世界ランク4位の松山英樹(25=LEXUS)は5バーディー、1ボギー、1ダブルボギーの70で回り、通算2オーバーの146で首位と6打差の16位に浮上して決勝ラウンドに進んだ。

 4オーバーの54位と予選通過圏外からのスタートにも「いいプレーをすれば通るとも思いますし、悪かったら通らないだけ」と肝が据わっていた。2バーディーを先行させて迎えた7番。ティーショットを右に曲げ、第2打が木を直撃して戻ってくるトラブル。このホール連日のダブルボギーとなったが、崩れなかった。直後の8番でバーディー、10番でも4メートルのバーディーパットを沈め「やっぱり状態が悪いので、無理をしたくなるところで昨日同様、ミスが出ている。でも、今日は8番、10番が取れたので、流れよくプレーできた」とうなずいた。

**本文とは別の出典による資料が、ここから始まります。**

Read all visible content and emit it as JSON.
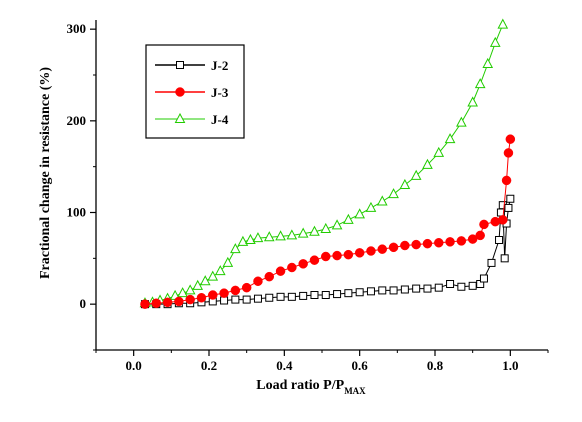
{
  "chart_data": {
    "type": "line",
    "xlabel": "Load ratio P/P",
    "xlabel_sub": "MAX",
    "ylabel": "Fractional change in resistance (%)",
    "xlim": [
      -0.1,
      1.1
    ],
    "ylim": [
      -50,
      310
    ],
    "xticks": [
      0.0,
      0.2,
      0.4,
      0.6,
      0.8,
      1.0
    ],
    "xtick_labels": [
      "0.0",
      "0.2",
      "0.4",
      "0.6",
      "0.8",
      "1.0"
    ],
    "yticks": [
      0,
      100,
      200,
      300
    ],
    "ytick_labels": [
      "0",
      "100",
      "200",
      "300"
    ],
    "legend_position": "top-left",
    "grid": false,
    "series": [
      {
        "name": "J-2",
        "color": "#000000",
        "marker": "open-square",
        "points": [
          [
            0.03,
            0
          ],
          [
            0.06,
            0
          ],
          [
            0.09,
            0
          ],
          [
            0.12,
            1
          ],
          [
            0.15,
            1
          ],
          [
            0.18,
            2
          ],
          [
            0.21,
            3
          ],
          [
            0.24,
            4
          ],
          [
            0.27,
            5
          ],
          [
            0.3,
            5
          ],
          [
            0.33,
            6
          ],
          [
            0.36,
            7
          ],
          [
            0.39,
            8
          ],
          [
            0.42,
            8
          ],
          [
            0.45,
            9
          ],
          [
            0.48,
            10
          ],
          [
            0.51,
            10
          ],
          [
            0.54,
            11
          ],
          [
            0.57,
            12
          ],
          [
            0.6,
            13
          ],
          [
            0.63,
            14
          ],
          [
            0.66,
            15
          ],
          [
            0.69,
            15
          ],
          [
            0.72,
            16
          ],
          [
            0.75,
            17
          ],
          [
            0.78,
            17
          ],
          [
            0.81,
            18
          ],
          [
            0.84,
            22
          ],
          [
            0.87,
            19
          ],
          [
            0.9,
            20
          ],
          [
            0.92,
            22
          ],
          [
            0.93,
            28
          ],
          [
            0.95,
            45
          ],
          [
            0.97,
            70
          ],
          [
            0.975,
            100
          ],
          [
            0.98,
            108
          ],
          [
            0.985,
            50
          ],
          [
            0.99,
            88
          ],
          [
            0.995,
            105
          ],
          [
            1.0,
            115
          ]
        ]
      },
      {
        "name": "J-3",
        "color": "#ff0000",
        "marker": "filled-circle",
        "points": [
          [
            0.03,
            0
          ],
          [
            0.06,
            1
          ],
          [
            0.09,
            2
          ],
          [
            0.12,
            3
          ],
          [
            0.15,
            5
          ],
          [
            0.18,
            7
          ],
          [
            0.21,
            10
          ],
          [
            0.24,
            12
          ],
          [
            0.27,
            15
          ],
          [
            0.3,
            18
          ],
          [
            0.33,
            25
          ],
          [
            0.36,
            30
          ],
          [
            0.39,
            36
          ],
          [
            0.42,
            40
          ],
          [
            0.45,
            44
          ],
          [
            0.48,
            48
          ],
          [
            0.51,
            52
          ],
          [
            0.54,
            53
          ],
          [
            0.57,
            54
          ],
          [
            0.6,
            56
          ],
          [
            0.63,
            58
          ],
          [
            0.66,
            60
          ],
          [
            0.69,
            62
          ],
          [
            0.72,
            64
          ],
          [
            0.75,
            65
          ],
          [
            0.78,
            66
          ],
          [
            0.81,
            67
          ],
          [
            0.84,
            68
          ],
          [
            0.87,
            69
          ],
          [
            0.9,
            71
          ],
          [
            0.92,
            75
          ],
          [
            0.93,
            87
          ],
          [
            0.96,
            90
          ],
          [
            0.98,
            92
          ],
          [
            0.99,
            135
          ],
          [
            0.995,
            165
          ],
          [
            1.0,
            180
          ]
        ]
      },
      {
        "name": "J-4",
        "color": "#22cc00",
        "marker": "open-triangle",
        "points": [
          [
            0.03,
            1
          ],
          [
            0.05,
            2
          ],
          [
            0.07,
            4
          ],
          [
            0.09,
            6
          ],
          [
            0.11,
            9
          ],
          [
            0.13,
            12
          ],
          [
            0.15,
            15
          ],
          [
            0.17,
            20
          ],
          [
            0.19,
            25
          ],
          [
            0.21,
            30
          ],
          [
            0.23,
            36
          ],
          [
            0.25,
            45
          ],
          [
            0.27,
            60
          ],
          [
            0.29,
            68
          ],
          [
            0.31,
            70
          ],
          [
            0.33,
            72
          ],
          [
            0.36,
            73
          ],
          [
            0.39,
            74
          ],
          [
            0.42,
            75
          ],
          [
            0.45,
            77
          ],
          [
            0.48,
            79
          ],
          [
            0.51,
            82
          ],
          [
            0.54,
            86
          ],
          [
            0.57,
            92
          ],
          [
            0.6,
            98
          ],
          [
            0.63,
            105
          ],
          [
            0.66,
            112
          ],
          [
            0.69,
            120
          ],
          [
            0.72,
            130
          ],
          [
            0.75,
            140
          ],
          [
            0.78,
            152
          ],
          [
            0.81,
            165
          ],
          [
            0.84,
            180
          ],
          [
            0.87,
            198
          ],
          [
            0.9,
            220
          ],
          [
            0.92,
            240
          ],
          [
            0.94,
            262
          ],
          [
            0.96,
            285
          ],
          [
            0.98,
            305
          ]
        ]
      }
    ]
  }
}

 ティーショットがフェアウエーを外した17、18番でも底力を発揮した。17番はグリーン右奥のラフから60ヤードを寄せてパーセーブ。18番も第3打でグリーン奥から段を下るアプローチを強いられたが、ピンよりもはるかに左へ打ち出したボールはスライスラインに乗って弧を描き、もう少しでカップインというスーパーショット。傾斜を巧みに利用して目の肥えたパトロンを熱狂させ「ああいう寄せ方しかないと思っているので。何回も映像も見ていますし、練習ラウンドをしても、あの寄せ方しかないんで」と涼しい顔で言った。

 11打あった首位との差は6打に縮まった。射程圏内かと問われ「まあ、そうですね」。さらに続けた。「今日とか昨日くらい風が吹けば、我慢していればチャンスがあるかもしれないですけど、明日、明後日は風が吹かない(予報な)ので、我慢しているだけじゃ、チャンスはないと思います。相手は左右できないので、自分が頑張るだけだと思います」。ホールアウトした時には午後7時を過ぎていたが、当たり前のように練習場へ直行した。松山を除く日本勢は予選落ち。メジャー制覇の悲願は、やはりこの男に託された。